Menariknya, Nicho juga pernah merasakan dilatih oleh pelatih yang menerapkan filofosi permainan tiki-taka yang identik dengan klub raksasa FC Barcelona dan Timnas Spanyol. Nicho pun sedikit banyak paham dengan permainan ala Lionel Messi dan kawan-kawan tersebut.

Nicholas Yohanes Pambudi saat berkunjung ke markas klub La Liga, Eibar.

“Untung tim saya yang di Marcet itu memiliki pelatih yang menerapkan filosofi tiki taka,” kata Nicho singkat.
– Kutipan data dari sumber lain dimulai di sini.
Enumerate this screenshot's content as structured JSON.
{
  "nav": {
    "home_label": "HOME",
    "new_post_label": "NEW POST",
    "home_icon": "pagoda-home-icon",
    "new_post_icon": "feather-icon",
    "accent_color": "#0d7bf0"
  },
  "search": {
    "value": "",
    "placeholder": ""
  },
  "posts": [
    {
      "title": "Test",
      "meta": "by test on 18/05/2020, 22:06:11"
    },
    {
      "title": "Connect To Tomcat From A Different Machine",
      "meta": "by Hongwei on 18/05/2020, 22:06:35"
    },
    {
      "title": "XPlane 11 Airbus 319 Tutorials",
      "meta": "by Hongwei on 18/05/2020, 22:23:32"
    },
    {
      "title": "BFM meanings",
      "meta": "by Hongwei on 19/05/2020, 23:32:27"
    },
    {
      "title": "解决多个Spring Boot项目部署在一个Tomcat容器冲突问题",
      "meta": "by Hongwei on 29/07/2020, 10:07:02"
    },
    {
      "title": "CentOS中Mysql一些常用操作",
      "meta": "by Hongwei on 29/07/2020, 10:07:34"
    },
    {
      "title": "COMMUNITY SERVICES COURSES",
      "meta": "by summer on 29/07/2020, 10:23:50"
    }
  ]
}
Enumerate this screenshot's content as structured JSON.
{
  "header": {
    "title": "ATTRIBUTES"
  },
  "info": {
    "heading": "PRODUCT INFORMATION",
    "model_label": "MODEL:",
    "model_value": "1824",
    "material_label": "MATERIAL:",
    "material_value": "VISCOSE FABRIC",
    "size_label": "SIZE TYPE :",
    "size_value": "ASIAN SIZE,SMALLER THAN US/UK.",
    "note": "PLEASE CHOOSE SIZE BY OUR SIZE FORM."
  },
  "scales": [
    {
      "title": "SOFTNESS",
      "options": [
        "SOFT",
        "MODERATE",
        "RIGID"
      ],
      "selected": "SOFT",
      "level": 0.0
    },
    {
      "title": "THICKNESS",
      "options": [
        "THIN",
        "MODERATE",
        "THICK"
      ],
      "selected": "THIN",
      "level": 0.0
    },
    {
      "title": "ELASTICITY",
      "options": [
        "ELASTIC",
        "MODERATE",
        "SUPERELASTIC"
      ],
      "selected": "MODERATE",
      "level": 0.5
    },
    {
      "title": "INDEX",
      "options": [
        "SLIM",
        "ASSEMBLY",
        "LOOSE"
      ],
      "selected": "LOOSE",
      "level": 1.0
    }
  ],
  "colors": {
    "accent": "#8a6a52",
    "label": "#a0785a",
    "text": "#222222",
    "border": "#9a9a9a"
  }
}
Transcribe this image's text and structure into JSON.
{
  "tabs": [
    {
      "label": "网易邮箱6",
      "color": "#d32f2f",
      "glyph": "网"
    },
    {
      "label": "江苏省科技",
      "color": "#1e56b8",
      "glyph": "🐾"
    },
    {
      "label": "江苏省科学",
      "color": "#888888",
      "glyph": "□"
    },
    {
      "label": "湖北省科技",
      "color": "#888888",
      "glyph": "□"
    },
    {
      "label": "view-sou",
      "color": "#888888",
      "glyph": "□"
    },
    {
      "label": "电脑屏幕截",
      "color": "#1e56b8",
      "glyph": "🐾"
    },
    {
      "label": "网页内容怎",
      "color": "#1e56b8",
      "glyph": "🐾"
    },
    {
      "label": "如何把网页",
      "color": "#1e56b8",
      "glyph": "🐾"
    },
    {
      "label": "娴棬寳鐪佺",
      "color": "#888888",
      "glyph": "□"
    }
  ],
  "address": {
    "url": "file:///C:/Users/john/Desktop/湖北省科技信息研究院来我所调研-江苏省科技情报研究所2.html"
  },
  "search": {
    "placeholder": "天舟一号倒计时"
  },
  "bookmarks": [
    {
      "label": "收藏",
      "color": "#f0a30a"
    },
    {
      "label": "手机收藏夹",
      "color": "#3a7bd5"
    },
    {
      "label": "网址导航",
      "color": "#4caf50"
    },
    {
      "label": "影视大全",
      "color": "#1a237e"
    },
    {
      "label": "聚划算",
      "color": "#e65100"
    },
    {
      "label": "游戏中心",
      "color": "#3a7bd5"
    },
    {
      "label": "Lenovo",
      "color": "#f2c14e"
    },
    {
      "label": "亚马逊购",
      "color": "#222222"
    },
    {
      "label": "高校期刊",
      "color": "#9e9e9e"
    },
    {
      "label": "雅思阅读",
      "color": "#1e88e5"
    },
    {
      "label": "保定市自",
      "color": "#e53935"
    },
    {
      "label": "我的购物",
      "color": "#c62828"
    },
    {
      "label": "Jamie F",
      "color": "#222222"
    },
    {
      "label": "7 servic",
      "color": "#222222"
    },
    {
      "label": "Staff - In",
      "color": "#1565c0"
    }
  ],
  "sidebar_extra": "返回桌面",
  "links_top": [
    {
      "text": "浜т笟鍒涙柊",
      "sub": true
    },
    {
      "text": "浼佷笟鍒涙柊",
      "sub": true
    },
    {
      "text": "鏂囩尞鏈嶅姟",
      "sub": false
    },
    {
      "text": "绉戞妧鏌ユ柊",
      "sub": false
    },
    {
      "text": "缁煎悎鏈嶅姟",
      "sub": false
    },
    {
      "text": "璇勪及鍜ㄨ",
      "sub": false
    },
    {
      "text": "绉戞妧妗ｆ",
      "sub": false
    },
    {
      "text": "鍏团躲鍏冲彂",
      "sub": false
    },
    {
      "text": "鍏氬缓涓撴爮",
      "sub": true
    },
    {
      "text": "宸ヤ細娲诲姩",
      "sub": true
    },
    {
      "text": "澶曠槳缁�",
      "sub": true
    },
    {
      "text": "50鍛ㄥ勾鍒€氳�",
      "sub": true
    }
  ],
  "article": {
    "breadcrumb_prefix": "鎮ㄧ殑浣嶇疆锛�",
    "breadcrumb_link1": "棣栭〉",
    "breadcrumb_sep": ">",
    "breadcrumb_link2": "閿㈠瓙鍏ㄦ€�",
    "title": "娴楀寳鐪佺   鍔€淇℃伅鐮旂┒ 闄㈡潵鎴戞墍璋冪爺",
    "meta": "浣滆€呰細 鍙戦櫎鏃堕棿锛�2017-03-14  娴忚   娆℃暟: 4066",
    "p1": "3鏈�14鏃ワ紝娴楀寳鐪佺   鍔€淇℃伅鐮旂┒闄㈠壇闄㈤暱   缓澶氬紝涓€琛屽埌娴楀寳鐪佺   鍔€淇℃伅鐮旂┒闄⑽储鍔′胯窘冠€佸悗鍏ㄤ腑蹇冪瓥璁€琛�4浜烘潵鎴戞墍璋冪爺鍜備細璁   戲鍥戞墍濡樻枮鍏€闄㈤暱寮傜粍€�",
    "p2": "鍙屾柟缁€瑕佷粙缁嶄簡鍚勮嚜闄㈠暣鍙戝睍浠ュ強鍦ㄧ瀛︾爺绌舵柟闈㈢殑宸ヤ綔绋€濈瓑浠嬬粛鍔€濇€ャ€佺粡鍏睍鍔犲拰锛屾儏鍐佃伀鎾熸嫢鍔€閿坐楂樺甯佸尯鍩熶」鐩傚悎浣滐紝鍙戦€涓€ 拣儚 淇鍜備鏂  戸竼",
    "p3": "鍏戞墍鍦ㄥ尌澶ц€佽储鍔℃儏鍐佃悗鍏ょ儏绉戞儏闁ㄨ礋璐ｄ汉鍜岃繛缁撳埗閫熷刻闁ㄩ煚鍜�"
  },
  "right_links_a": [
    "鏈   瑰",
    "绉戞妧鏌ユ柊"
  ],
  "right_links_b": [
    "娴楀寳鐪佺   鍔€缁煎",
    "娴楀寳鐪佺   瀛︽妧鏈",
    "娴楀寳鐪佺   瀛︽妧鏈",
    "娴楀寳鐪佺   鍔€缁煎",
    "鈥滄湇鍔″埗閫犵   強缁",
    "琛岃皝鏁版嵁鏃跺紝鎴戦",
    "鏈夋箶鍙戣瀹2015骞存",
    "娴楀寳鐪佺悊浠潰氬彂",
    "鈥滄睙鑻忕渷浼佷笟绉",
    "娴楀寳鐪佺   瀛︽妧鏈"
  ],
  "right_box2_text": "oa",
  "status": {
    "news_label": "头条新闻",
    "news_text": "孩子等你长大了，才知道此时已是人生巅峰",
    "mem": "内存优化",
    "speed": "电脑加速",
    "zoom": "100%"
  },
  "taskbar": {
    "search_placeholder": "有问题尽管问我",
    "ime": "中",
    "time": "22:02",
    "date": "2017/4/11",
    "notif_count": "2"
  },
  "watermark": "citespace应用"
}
Nicho sendiri berangkat ke Spanyol sejak usia 12 tahun atau saat ia naik kelas 2 SMP. Sebelumnya, Nicho pernah belajar sepakbola di Soccer School Indonesia (SSI) Arsenal di Ciputat, Tangerang Selatan, Banten, 2011-12. Lalu, Nicho melanjutkan sepak terjangnya di SSB JFA Halim di 2012.

Tak hanya itu, Nicho juga sempat mengenyam latihan sepakbola di REFA Spanyol pada 2013-2014, sebelum akhirnya bergabung dengan Marcet Fundacion di Barcelona pada 2014 hingga saat ini.